La frialdad que ella desprendía en sus rutinas diarias, le hacían ser una mujer distante, observadora y tenaz. Alguien que gobernaba las emociones hasta tal punto que el miedo se convirtió en un aura que le acompañaba cada día. Así era en su trabajo y en sus quehaceres cotidianos. Un control maldito que durante mucho tiempo no supo desatar. El caos se alejaba de ella poniendo pies en polvorosa, dedicada a sus fijaciones y rutinas, a ese nivel de control exagerado que sin darse cuenta la había sumido en un océano de soledad inmensamente profundo. Se dedicó entonces a sumergirse en él.
La vida alborotada y la pasión por la improvisación, la cultura del arte simbólico de hacer lo que en ese momento fuera necesario y de la manera menos controlada posible, fue un choque brutal de sentimientos y consciencias. Allí sumergida, en el azul constante de su fondo oceánico llegaron las burbujas caóticas de aquel hombre que nadaba con una sonrisa y buscando las perlas que luego dejaría sobre la playa. Arriesgaba todo por nada, pero obtenía de aquel desbarajuste todo lo necesario. Los rayos de luz penetraron en aquel instante. Los pensamientos de ella se convirtieron en un choque brutal de sentimientos, emociones y conflictos. Entonces su orden fue invadido por el caos. La vida cotidiana dejó de ser una cuadrícula milimetrada para convertirse al principio en una odiosa subida y bajada de colinas de hierba fresca y dunas de fina arena. Se quedaba sin aire en las subidas y se le encogía el estómago en las bajadas. Nada podía controlar, se le escapaban las decisiones de entre los dedos y sin darse cuenta comprendió que aquello era lo que necesitaba. Dejó de pensar y se dejó llevar por aquella vorágine de risas y acciones completamente aleatorias.
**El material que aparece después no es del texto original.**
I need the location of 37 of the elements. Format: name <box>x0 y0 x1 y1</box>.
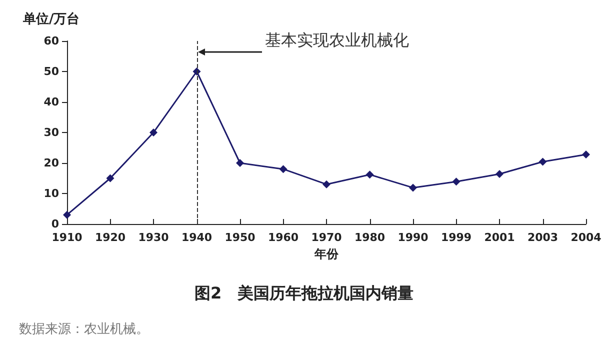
point <box>279 165 288 174</box>
y-tick-label: 10 <box>44 187 60 200</box>
text: 图2 美国历年拖拉机国内销量 <box>194 284 414 302</box>
x-tick-label: 1920 <box>94 231 126 244</box>
y-tick-label: 40 <box>44 96 60 108</box>
x-tick-label: 2001 <box>484 231 515 244</box>
point <box>538 158 547 166</box>
y-tick-label: 0 <box>51 218 60 230</box>
x-tick-label: 1999 <box>440 231 472 244</box>
x-tick-label: 2003 <box>527 231 558 244</box>
x-tick-label: 1940 <box>181 231 212 244</box>
y-axis-title: 单位/万台 <box>22 11 80 27</box>
point <box>106 174 114 182</box>
x-tick-label: 1980 <box>354 231 386 244</box>
point <box>236 159 244 167</box>
point <box>409 184 417 192</box>
point <box>322 180 330 188</box>
y-tick-label: 30 <box>44 126 60 139</box>
x-tick-label: 1990 <box>398 231 429 244</box>
x-tick-label: 1960 <box>268 231 299 244</box>
point <box>63 210 71 219</box>
x-axis-title: 年份 <box>314 247 340 261</box>
point <box>366 170 374 179</box>
point <box>496 170 504 178</box>
x-tick-label: 1970 <box>311 231 342 244</box>
x-tick-label: 2004 <box>570 231 602 244</box>
point <box>452 178 460 186</box>
point <box>582 150 590 158</box>
x-tick-label: 1910 <box>52 231 83 244</box>
source-note: 数据来源：农业机械。 <box>19 322 149 337</box>
ref-line-label: 基本实现农业机械化 <box>264 30 409 50</box>
point <box>150 128 158 136</box>
y-tick-label: 60 <box>44 34 60 48</box>
x-tick-label: 1930 <box>138 231 170 244</box>
x-tick-label: 1950 <box>224 231 256 244</box>
y-tick-label: 20 <box>44 156 60 170</box>
y-tick-label: 50 <box>44 65 60 78</box>
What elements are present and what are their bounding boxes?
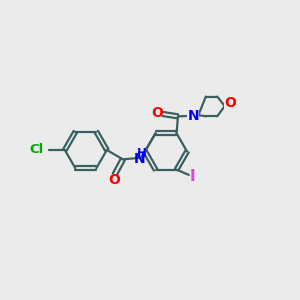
Text: Cl: Cl [29,143,44,157]
Text: O: O [151,106,163,120]
Text: O: O [225,95,236,110]
Text: N: N [134,152,146,166]
Text: N: N [188,110,199,123]
Text: I: I [190,169,196,184]
Text: O: O [108,173,120,187]
Text: H: H [137,147,147,160]
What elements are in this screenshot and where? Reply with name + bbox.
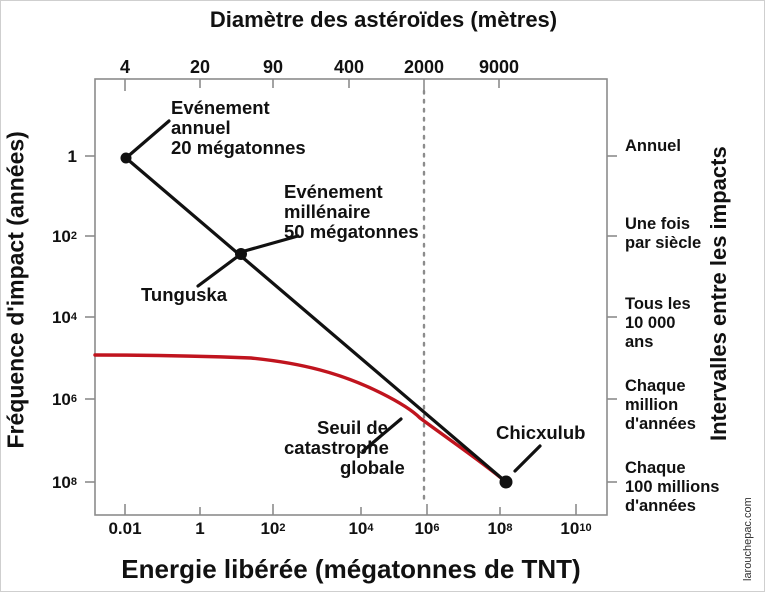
svg-text:106: 106 [414,519,439,538]
svg-text:9000: 9000 [479,57,519,77]
svg-text:10 000: 10 000 [625,314,675,332]
svg-text:Tunguska: Tunguska [141,284,228,305]
svg-text:108: 108 [52,473,77,492]
svg-text:annuel: annuel [171,117,231,138]
svg-text:50 mégatonnes: 50 mégatonnes [284,221,419,242]
svg-text:d'années: d'années [625,415,696,433]
svg-text:catastrophe: catastrophe [284,437,389,458]
svg-text:Tous les: Tous les [625,295,691,313]
svg-text:million: million [625,396,678,414]
svg-text:Chaque: Chaque [625,377,686,395]
svg-text:d'années: d'années [625,497,696,515]
svg-text:4: 4 [120,57,130,77]
svg-text:Seuil de: Seuil de [317,417,388,438]
svg-text:1: 1 [68,147,77,166]
svg-text:1010: 1010 [560,519,591,538]
svg-text:millénaire: millénaire [284,201,370,222]
svg-text:108: 108 [487,519,512,538]
svg-text:106: 106 [52,390,77,409]
svg-text:104: 104 [348,519,374,538]
svg-text:100 millions: 100 millions [625,478,719,496]
svg-text:Chaque: Chaque [625,459,686,477]
svg-text:Evénement: Evénement [284,181,383,202]
svg-text:par siècle: par siècle [625,234,701,252]
svg-text:Annuel: Annuel [625,137,681,155]
svg-text:90: 90 [263,57,283,77]
svg-text:400: 400 [334,57,364,77]
svg-text:20 mégatonnes: 20 mégatonnes [171,137,306,158]
svg-text:Chicxulub: Chicxulub [496,422,585,443]
svg-text:2000: 2000 [404,57,444,77]
svg-text:102: 102 [260,519,285,538]
svg-text:globale: globale [340,457,405,478]
svg-text:1: 1 [195,519,204,538]
svg-text:102: 102 [52,227,77,246]
svg-text:Evénement: Evénement [171,97,270,118]
svg-text:ans: ans [625,333,653,351]
svg-text:104: 104 [52,308,78,327]
svg-text:20: 20 [190,57,210,77]
svg-text:0.01: 0.01 [108,519,141,538]
svg-text:Une fois: Une fois [625,215,690,233]
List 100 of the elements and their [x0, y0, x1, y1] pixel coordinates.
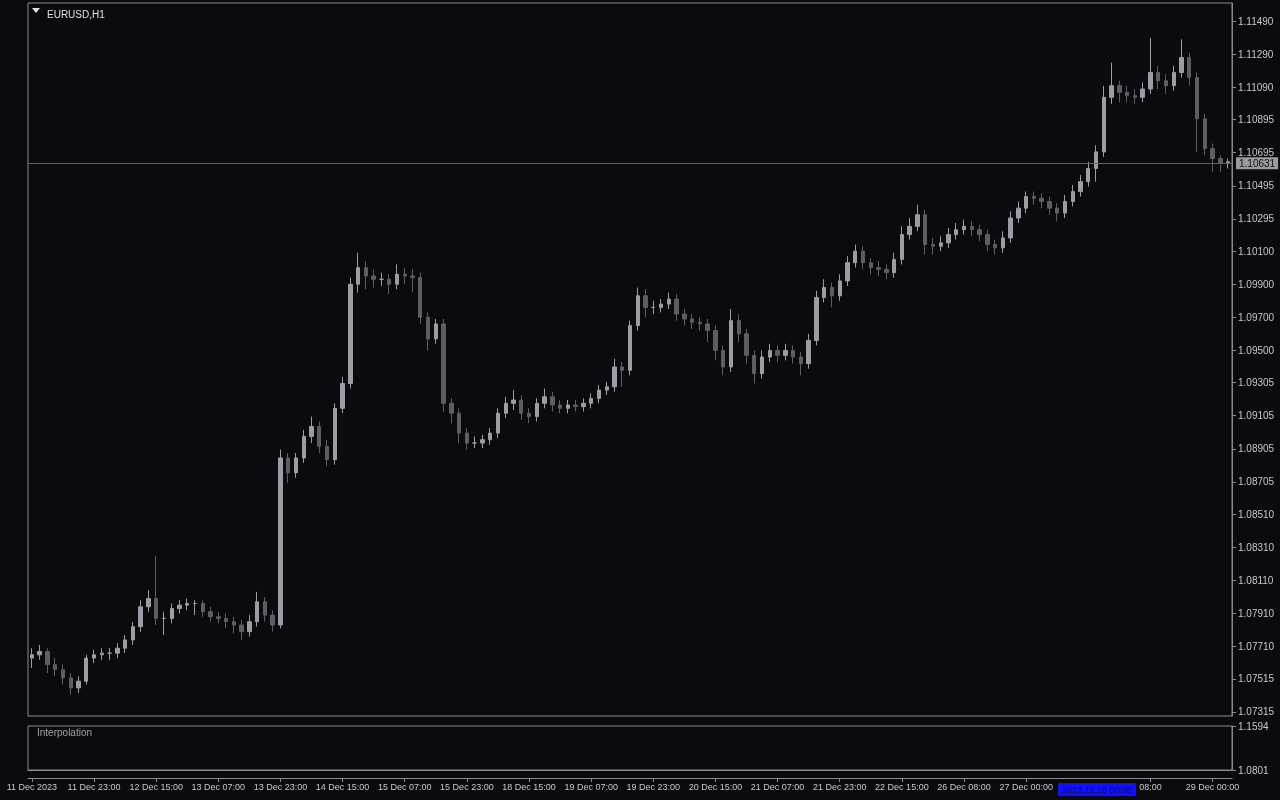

Cuando coincidieron entre las sábanas descubrió que el caos se convertía en una lujuria fría, absolutamente diferente a lo que estaba acostumbrada. Fue ahí donde conoció otro tipo de rutinas, unos rituales tan precisos que él se transformaba en calma absoluta y ella lo sentía en la paz, el dolor y la presión. Cada uno tenía el control del otro en alguna faceta y se dejaban llevar en otras. Aquella frialdad mecánica le hacía sacar el calor interior que la soledad había estado guardando durante tanto tiempo. Quizá es lo que le faltaba a todo el mundo, el equilibrio perfecto de los extremos y unos extremos tan violentos que solo daban calma.